In 1997, Russia's Lukoil negotiated a $8.5bn deal to develop the West Qurna oilfield, and in 2001 another Russian company, Slavneft, signed a $42m deal to drill in Tuba. The French TotalFinaElf company has negotiated the rights for the vast Majnoon oilfield near the Iranian border.

Russia is concerned about losing out not only on the deals it has with Iraq, but also the effect that an increase in production of Iraqi oil would have on developing drilling sites in cost-intensive Siberia.

"It's pretty straightforward," the former CIA director James Woolsey said. "France and Russia have oil companies and interests in Iraq. They should be told that if they are of assistance in moving Iraq toward decent government, we'll do the best we can to ensure that the new government and American companies work closely with them."

But other experts suggest America has as much to lose financially as it has to gain from war with Iraq. Not only is there the estimated cost of any military action – $100bn or more – but there is also the risk that war will force up the cost of oil. Last week, the cost rocketed to $40 a barrel as jitters mounted over the effects of a war.

Both the British and US governments have argued that if access to oil was the motive, then abandoning UN sanctions and trading with President Saddam would be the best way forward. And if cheap oil is the secret aim of this war, why on earth would they risk another oil crisis during its prosecution?

"Nonsense," said the Defence Secretary, Donald Rumsfeld, when asked if oil was the motive. "It has nothing to do with oil, literally nothing to do with oil." Tony Blair recently told the people of Iraq in a specially recorded broadcast put out by Radio Monte Carlo that the threat of war "was not about oil".

There is a weight of evidence – covered more fully elsewhere in this series of articles – that suggests the motivation of both Mr Bush and Mr Blair is not the prize of oil. Mr Bush seems to have arrived at this position for a number of reasons, partly historic but largely pragmatic. Iraq had long been seen a problem and many within the administration have been keen to deal with him, partly as an attempt to re-order the Middle East. The shockwaves created by the attacks of 11 September, which 50 per cent or so of Americans believe Iraq had a hand in, created a climate in which an assault against Iraq could be sold to the public. Mr Bush's "war on terror" dovetailed with the desire of others to get rid of President Saddam.

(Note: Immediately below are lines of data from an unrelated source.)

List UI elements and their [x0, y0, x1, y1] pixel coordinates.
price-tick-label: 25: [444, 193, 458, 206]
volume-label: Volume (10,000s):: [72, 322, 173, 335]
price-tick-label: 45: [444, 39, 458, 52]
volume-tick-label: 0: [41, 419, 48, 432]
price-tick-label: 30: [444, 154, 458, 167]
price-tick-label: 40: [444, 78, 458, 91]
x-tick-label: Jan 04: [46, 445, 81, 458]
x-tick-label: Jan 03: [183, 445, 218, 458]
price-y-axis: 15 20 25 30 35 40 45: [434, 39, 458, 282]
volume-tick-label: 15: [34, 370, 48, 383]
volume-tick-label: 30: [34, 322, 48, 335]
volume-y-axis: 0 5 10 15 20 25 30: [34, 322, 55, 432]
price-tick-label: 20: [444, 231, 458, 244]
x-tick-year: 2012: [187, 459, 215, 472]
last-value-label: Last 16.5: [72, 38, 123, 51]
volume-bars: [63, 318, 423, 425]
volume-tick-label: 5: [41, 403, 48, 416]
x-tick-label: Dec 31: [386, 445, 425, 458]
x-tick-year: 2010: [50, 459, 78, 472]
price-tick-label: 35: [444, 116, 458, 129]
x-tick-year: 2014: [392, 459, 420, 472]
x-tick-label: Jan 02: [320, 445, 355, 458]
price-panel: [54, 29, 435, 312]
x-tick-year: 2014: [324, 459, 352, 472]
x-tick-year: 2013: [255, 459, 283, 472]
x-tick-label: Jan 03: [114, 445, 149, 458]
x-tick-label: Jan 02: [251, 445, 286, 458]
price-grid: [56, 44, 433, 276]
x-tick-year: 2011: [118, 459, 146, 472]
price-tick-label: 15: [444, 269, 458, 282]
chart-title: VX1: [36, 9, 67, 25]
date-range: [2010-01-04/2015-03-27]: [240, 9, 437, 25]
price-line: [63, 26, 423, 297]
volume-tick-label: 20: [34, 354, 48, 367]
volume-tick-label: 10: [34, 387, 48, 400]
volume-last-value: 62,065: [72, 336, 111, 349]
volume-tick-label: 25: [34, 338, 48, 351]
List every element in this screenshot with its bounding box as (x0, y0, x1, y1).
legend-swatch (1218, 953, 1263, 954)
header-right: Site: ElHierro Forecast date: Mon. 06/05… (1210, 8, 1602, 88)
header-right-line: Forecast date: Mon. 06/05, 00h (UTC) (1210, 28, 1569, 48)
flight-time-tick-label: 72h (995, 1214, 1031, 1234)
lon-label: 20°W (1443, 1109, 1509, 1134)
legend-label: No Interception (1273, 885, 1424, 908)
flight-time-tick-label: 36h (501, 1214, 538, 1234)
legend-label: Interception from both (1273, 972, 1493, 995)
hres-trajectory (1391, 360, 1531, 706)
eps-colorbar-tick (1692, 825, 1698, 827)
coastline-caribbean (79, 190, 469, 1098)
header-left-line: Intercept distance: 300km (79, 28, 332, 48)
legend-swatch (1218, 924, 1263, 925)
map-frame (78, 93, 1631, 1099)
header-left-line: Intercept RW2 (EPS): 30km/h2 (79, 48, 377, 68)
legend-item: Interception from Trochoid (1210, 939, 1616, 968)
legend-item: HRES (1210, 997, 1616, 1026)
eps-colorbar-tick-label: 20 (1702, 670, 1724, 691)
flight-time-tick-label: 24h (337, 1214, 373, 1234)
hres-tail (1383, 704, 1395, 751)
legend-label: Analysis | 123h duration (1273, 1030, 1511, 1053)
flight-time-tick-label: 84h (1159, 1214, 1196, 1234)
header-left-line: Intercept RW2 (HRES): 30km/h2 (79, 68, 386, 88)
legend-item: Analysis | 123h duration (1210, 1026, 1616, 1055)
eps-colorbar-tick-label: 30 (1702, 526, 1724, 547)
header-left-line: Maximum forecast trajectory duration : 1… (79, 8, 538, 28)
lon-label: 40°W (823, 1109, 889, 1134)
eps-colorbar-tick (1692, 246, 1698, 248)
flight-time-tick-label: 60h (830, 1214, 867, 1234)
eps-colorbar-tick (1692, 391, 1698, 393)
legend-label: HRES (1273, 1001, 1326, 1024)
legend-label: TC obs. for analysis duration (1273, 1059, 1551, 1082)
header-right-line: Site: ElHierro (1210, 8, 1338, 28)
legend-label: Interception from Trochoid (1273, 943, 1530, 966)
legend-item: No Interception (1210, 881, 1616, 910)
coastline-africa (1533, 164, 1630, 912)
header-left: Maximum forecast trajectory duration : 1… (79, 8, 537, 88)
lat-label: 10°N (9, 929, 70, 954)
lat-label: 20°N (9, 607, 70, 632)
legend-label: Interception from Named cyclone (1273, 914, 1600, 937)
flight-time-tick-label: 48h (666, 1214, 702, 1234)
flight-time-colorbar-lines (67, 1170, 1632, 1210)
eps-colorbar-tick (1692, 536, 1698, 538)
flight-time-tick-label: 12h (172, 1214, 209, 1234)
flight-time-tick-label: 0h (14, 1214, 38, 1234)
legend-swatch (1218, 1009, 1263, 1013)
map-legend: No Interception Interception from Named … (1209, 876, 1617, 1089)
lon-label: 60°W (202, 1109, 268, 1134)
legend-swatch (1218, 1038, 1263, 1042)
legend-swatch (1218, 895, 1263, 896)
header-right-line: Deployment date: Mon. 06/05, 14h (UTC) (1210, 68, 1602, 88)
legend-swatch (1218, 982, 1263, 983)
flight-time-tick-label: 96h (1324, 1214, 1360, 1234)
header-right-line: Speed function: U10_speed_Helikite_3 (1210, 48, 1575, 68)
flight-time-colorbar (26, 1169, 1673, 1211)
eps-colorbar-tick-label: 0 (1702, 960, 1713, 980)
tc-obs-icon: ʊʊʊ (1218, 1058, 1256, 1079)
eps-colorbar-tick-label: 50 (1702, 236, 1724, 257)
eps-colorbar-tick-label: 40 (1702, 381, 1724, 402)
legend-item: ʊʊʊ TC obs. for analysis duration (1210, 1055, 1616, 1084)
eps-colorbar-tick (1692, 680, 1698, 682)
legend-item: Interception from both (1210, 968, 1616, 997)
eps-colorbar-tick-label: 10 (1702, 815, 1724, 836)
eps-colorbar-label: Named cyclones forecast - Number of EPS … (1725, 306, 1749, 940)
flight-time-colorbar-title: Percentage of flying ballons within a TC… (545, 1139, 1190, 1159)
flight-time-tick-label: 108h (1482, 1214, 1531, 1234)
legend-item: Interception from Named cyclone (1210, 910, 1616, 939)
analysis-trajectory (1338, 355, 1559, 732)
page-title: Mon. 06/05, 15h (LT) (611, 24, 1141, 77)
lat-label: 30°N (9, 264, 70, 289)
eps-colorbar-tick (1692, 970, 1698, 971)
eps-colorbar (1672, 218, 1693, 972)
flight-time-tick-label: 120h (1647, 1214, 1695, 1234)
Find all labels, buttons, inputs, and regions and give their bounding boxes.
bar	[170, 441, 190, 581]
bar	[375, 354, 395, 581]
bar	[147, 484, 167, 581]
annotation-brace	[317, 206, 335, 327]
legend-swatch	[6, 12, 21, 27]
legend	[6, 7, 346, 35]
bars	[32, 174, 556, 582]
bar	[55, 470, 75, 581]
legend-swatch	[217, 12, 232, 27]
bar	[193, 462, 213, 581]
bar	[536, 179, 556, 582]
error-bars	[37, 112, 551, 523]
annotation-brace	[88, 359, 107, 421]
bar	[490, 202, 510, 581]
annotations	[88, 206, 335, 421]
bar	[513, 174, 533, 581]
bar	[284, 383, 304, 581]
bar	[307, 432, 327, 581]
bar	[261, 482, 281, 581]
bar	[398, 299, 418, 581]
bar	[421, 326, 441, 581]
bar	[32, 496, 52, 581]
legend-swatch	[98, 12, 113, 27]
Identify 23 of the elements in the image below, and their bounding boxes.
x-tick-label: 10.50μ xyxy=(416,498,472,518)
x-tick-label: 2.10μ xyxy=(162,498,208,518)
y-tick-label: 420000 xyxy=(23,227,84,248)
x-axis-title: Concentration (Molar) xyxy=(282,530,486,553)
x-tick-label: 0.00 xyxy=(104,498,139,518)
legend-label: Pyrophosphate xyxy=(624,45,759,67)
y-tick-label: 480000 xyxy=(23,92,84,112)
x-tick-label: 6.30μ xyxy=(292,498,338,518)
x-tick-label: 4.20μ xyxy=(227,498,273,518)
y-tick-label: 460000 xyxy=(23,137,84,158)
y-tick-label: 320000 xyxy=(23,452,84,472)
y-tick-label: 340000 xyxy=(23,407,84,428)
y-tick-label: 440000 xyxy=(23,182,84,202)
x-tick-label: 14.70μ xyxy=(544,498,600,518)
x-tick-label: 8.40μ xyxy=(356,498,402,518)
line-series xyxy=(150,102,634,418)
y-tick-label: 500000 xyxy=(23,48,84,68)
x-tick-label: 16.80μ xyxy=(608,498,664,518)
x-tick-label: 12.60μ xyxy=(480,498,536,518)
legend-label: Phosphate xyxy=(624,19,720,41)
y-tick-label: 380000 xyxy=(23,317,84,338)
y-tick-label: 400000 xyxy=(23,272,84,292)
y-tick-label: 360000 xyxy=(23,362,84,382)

But that does not mean that the military-industrial complex is not rubbing its hands at the prospects of the spoils of war and the spending for such a confrontation.

Oil analysts believe a US-controlled Iraqi government would quickly make deals with the largest companies – the top four of which are based in the US or Britain – for privatised production. Such deals could be justified on the basis that only the companies would be able to resume exports quickly and allow Iraq to buy critical food, medicines and other humanitarian goods and pay for infrastructure.

"When there is a regime change in Iraq you could add 3-5 million barrels of production to world supply [per day]. The successful prosecution of the war would be good for the economy," said Larry Lindsey, Mr Bush's former economic adviser.

If oil is not the motivating force for Mr Bush and Mr Blair, to conclude that the prospect of the spoils of oil is not driving the actions and attitudes of those lining up alongside them is difficult. As Larry Goldstein, the president of the Petroleum Industry Research Foundation, put it: "If we go to war, it's not about oil. But the day war ends it has everything to do with oil."